Cryptic Evolution of Heteroresistance as Adaptation to Treatment Interruptions

The evolution of antibiotic resistance is traditionally understood as a selective sweep to fixation, yielding easily detectable, population-wide resistance. Many clinical isolates, however, exhibit a subtle phenotype in which resistance remains hidden within a susceptible majority despite a clonal genetic background: a phenomenon clinically recognized as heteroresistance (HR). Treatment failure driven by HR has been widely reported across bacterial and fungal infections and in cancer therapy. To understand when and how HR evolves, and why it is selected over classical population-wide resistance, we conducted de novo evolution experiments starting from susceptible Escherichia coli and analyzed the genetic changes and fitness effects in the evolved strains.

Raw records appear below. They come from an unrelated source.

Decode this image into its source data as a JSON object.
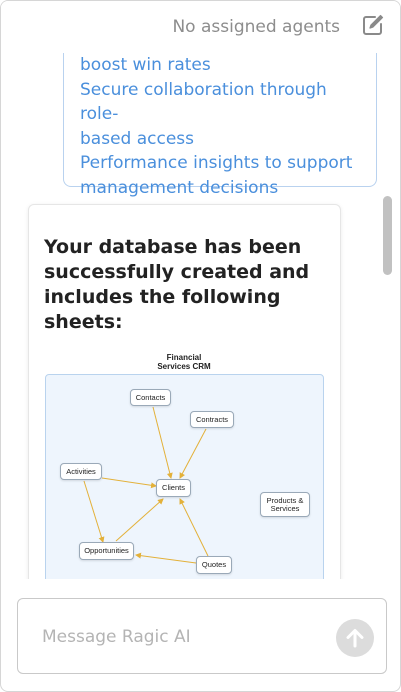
{
  "header": {
    "agents_text": "No assigned agents",
    "edit_icon": "edit-icon"
  },
  "user_message": {
    "lines": [
      "boost win rates",
      "Secure collaboration through role-",
      "based access",
      "Performance insights to support",
      "management decisions"
    ]
  },
  "ai_message": {
    "heading_lines": [
      "Your database has been",
      "successfully created and",
      "includes the following",
      "sheets:"
    ],
    "diagram": {
      "title_lines": [
        "Financial",
        "Services CRM"
      ],
      "nodes": {
        "contacts": "Contacts",
        "contracts": "Contracts",
        "activities": "Activities",
        "clients": "Clients",
        "products_services": [
          "Products &",
          "Services"
        ],
        "opportunities": "Opportunities",
        "quotes": "Quotes"
      }
    }
  },
  "composer": {
    "placeholder": "Message Ragic AI",
    "value": "",
    "send_icon": "arrow-up-icon"
  },
  "colors": {
    "accent_text": "#4a8fdc",
    "diagram_bg": "#eef5fd",
    "arrow": "#e3b13a"
  }
}
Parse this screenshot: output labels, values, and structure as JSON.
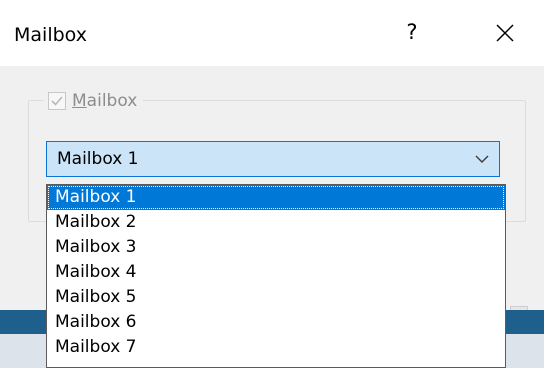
{
  "window": {
    "title": "Mailbox",
    "help_icon": "?",
    "close_icon": "close-icon"
  },
  "group": {
    "checkbox_checked": true,
    "label_prefix": "",
    "label_mnemonic": "M",
    "label_rest": "ailbox"
  },
  "combo": {
    "selected_value": "Mailbox 1",
    "icon": "chevron-down-icon"
  },
  "dropdown": {
    "options": [
      "Mailbox 1",
      "Mailbox 2",
      "Mailbox 3",
      "Mailbox 4",
      "Mailbox 5",
      "Mailbox 6",
      "Mailbox 7"
    ],
    "highlighted_index": 0
  },
  "colors": {
    "accent": "#0078d7",
    "combo_bg": "#cce4f7",
    "dialog_bg": "#f0f0f0"
  }
}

Prolonged gaps in antibiotic exposure are required for HR to evolve, implicating treatment interruptions as a key driver. HR emerges rapidly and reproducibly with minimal antibiotic use, yet its emergence is not readily detected by routine susceptibility testing. Unlike classical resistance, an evolved HR population partitions at the single-cell level into multiple phenotypes with distinct growth–resistance trade-offs. Their relative abundance shifts dynamically with antibiotic exposure, enabling robust population survival while avoiding the constitutive fitness burden associated with classical resistance. Despite this phenotypic flexibility, stable single mutations including a missense substitution and a short in-frame deletion are sufficient to generate HR, indicating a low evolutionary barrier. Additionally, we found that clinical isolates exhibit genetic and fitness signatures resembling those of our lab-evolved strains, suggesting that clinical HR emerges through the selective mechanism uncovered in our experiments. Together, our results establish HR as a readily evolvable adaptive strategy under treatment interruptions that leverages phenotypic flexibility to maintain resistance at minimal fitness cost, providing mechanistic insight into its emergence and prevalence.